Every day, hundreds of millions of data are gathered across the globe. These data are provided for example by sensors, that collect environmental or operating data (e.g. temperature, acceleration, humidity, pressure, etc.), by cameras or satellites, that collect pictures of the surrounding world, by microphones, that capture sounds and vibrations, and so on. The amount of available data is doubling in size every two years, and contains a huge amount of hidden information.

The aim of M3E is to extrapolate valuable information from the provided dataset, understanding the data and developing unique solutions, tailored exclusively for the Clients’ needs.
M3E is the ideal partner to develop data-driven models, in particular based on Machine Learning techniques (e.g. regression models, classification models, clustering, Artificial Neural Networks, etc.), to predict future scenario, estimate outcomes, evaluate costs and quality, schedule maintenance plan. Data analysis technique (e.g.
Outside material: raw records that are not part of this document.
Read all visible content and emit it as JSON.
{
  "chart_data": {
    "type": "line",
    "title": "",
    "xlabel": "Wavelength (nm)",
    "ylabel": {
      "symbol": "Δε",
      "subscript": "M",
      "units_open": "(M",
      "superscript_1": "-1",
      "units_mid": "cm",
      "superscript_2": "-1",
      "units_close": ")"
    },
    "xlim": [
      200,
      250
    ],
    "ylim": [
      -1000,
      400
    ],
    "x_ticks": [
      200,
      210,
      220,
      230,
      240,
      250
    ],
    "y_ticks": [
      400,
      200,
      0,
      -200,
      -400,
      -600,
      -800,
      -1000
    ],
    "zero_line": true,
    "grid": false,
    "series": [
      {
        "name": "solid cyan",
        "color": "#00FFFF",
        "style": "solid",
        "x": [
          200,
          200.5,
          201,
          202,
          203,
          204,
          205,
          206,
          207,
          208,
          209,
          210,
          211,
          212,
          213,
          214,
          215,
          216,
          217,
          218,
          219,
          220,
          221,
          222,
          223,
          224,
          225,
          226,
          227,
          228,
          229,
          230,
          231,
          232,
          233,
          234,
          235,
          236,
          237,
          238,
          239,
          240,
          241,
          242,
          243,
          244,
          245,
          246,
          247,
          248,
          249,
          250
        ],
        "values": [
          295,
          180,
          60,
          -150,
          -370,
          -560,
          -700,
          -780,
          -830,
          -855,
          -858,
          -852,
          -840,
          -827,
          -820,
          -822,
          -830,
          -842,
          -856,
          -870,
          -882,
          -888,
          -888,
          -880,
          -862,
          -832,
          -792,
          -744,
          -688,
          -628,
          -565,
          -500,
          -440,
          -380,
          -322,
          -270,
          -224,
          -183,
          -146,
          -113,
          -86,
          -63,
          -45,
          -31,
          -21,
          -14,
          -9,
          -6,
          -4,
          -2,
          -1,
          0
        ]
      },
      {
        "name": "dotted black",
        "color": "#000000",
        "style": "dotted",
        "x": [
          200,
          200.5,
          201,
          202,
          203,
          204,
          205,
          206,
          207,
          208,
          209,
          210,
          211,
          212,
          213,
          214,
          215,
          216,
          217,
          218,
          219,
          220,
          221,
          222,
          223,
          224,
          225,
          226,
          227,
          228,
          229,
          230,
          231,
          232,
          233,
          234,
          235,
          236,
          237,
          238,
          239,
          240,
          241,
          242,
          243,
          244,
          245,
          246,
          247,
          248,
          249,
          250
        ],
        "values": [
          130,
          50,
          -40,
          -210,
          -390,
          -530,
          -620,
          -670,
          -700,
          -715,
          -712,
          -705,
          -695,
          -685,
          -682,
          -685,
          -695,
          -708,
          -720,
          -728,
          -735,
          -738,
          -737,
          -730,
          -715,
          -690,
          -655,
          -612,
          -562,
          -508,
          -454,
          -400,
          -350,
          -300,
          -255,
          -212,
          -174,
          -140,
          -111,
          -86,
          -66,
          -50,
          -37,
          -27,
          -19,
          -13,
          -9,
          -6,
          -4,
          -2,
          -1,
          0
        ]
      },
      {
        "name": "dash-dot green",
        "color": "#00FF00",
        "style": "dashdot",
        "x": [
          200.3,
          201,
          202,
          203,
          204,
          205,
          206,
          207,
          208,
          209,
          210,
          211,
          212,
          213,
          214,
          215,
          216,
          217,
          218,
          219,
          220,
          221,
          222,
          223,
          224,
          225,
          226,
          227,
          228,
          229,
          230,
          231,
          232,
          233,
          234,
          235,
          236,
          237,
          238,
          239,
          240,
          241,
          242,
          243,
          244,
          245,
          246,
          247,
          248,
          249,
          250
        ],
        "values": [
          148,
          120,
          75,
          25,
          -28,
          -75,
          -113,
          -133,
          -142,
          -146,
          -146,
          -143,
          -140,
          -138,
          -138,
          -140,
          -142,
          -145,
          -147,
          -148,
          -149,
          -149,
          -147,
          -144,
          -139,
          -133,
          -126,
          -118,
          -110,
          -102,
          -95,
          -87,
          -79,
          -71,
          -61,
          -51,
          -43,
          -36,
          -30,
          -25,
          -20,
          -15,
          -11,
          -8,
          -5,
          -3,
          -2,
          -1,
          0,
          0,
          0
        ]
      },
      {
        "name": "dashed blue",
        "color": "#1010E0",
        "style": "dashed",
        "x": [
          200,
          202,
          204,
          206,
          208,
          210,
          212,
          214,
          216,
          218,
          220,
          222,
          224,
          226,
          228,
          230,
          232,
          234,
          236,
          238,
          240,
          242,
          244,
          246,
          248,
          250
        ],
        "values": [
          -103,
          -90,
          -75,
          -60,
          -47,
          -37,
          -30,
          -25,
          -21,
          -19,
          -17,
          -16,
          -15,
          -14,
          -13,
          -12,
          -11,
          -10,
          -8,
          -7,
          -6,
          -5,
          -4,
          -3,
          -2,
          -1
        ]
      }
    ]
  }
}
Data Assimilation techniques based on Monte Carlo approach and on polynomial chaos expansion) are fundamentals for model validation and calibration and for optimization processes, aiming to identify the set of parameters which better approximate real-world scenario.

In this contest, Data Analysis is of paramount importance for the estimation of the relative importance of factors and parameters in a process and/or to estimate the sensitivity/uncertainty of the responses to uncertainty parameters in a model.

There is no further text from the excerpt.